What can sandboxed AI agents learn about their evaluation environments?

At AISI, we often evaluate AI agents by deploying them in sandboxes – isolated environments that let us safely test their capabilities while restricting access to external systems and data. But is it possible for AI agents to acquire information about their evaluation environments, even from within one of these sandboxes?

This possibility, if realised, would raise several concerns depending on the information acquired. For example, an agent that is aware it is being evaluated may alter its behaviour accordingly, compromising the integrity of the evaluation. Further, an agent may be able to identify attack surfaces to exploit, such as mechanisms through which to exfiltrate information to untrusted external systems.

To investigate these concerns, we ran an experiment to find out what OpenClaw, an open-source AI coding agent, could learn about its environment from inside one of our sandboxes. We deployed an instance of OpenClaw to our research platform and prompted it to learn as much as it could about how and why it had been deployed.

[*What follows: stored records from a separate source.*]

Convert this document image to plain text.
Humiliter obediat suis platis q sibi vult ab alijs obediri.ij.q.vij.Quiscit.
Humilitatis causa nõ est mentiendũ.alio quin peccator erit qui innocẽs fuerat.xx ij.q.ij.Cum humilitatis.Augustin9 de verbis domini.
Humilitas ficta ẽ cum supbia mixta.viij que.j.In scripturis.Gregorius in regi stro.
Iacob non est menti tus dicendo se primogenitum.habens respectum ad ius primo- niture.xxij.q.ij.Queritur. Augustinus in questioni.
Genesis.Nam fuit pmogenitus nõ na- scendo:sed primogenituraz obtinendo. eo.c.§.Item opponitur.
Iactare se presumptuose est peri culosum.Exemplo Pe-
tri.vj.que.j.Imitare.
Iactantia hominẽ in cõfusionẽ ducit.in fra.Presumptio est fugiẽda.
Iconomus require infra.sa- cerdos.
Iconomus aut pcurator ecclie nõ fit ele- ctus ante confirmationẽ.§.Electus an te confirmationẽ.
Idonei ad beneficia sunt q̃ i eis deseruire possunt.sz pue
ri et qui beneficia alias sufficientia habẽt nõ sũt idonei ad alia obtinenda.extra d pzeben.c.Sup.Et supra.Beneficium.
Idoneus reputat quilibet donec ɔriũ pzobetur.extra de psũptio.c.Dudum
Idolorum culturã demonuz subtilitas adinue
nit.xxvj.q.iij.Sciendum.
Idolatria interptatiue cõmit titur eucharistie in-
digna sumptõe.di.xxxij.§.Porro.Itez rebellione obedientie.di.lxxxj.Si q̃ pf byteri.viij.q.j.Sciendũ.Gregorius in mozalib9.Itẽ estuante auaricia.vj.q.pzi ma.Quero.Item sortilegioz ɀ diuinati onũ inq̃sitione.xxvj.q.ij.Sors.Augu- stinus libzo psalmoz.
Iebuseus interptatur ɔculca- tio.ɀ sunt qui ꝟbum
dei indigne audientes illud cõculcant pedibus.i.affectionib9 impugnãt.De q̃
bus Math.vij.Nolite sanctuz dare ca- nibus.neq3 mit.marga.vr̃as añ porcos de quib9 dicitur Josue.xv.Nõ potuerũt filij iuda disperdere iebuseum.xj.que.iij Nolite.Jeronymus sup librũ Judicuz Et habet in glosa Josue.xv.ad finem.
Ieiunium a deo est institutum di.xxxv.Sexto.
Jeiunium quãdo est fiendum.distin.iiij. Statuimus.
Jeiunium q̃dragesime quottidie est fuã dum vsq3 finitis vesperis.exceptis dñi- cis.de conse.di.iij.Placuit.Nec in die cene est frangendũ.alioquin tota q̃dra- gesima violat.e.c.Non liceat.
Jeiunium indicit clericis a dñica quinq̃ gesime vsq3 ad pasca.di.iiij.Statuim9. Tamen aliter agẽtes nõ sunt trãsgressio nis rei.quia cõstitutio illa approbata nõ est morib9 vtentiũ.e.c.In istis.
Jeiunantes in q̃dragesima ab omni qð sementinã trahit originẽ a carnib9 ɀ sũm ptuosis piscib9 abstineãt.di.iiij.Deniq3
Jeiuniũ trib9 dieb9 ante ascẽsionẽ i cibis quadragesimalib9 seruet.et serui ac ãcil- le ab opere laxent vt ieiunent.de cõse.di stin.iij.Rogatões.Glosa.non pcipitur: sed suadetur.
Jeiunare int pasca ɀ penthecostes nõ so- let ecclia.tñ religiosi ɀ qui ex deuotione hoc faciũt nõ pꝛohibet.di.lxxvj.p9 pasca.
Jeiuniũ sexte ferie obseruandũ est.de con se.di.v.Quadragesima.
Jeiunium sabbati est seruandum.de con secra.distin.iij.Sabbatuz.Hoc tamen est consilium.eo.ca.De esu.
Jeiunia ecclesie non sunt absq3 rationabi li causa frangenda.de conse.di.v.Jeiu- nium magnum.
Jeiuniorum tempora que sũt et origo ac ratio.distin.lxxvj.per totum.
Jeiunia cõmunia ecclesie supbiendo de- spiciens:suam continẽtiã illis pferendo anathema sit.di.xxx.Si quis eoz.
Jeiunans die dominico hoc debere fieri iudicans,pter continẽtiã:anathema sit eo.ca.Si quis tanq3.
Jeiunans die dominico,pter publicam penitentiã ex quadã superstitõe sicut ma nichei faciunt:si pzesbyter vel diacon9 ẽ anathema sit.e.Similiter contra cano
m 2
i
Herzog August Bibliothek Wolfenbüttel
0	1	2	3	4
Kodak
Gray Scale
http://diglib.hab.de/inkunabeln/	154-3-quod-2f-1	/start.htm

Initially, we restricted all external network access – besides internal proxies through which we exposed language model APIs.

We found that the agent was able to gather a significant amount of information: it identified our organisation by name, inferred the operator’s full name, built a detailed understanding of a portion of our cloud infrastructure, and reconstructed a timeline of our research activity.

In this blog post, we summarise our results and why they matter for the future of secure AI agent evaluations.

What the agent discovered

We prompted OpenClaw to use the tools at its disposal to explore its environment, discovering what it could about how it was deployed and for what purpose. The agent assembled a detailed picture:

Our organisation: Domain names in network configuration and Transport Layer Security (TLS) certificates contained references to AISI.
The operator’s identity: A username embedded in the container’s DNS settings allowed the agent to infer the full name of an AISI employee.
Our cloud provider: Hardware identifiers and system version strings identified our cloud provider as well as the specific hardware in use.
Our internal architecture: By inspecting its own configuration files, the agent reverse engineered how we route and authenticate API calls through an internal proxy.
Our research activity: A single API call returned over a thousand fine-tuned model names, from which the agent reconstructed an accurate chronology of our research themes.

After each round of prompting, we attempted to harden the sandbox, but the agent was repeatedly able to find more inventive approaches to recover the same information. For example, after we introduced a proxy layer to conceal our internal aisi.org.uk endpoints from the agent (Fig. 1), the agent bypassed the proxy entirely, connecting directly to external services and reading their TLS certificates to identify AISI by domain name.

We provide further detail about the techniques used by the agent in our full paper.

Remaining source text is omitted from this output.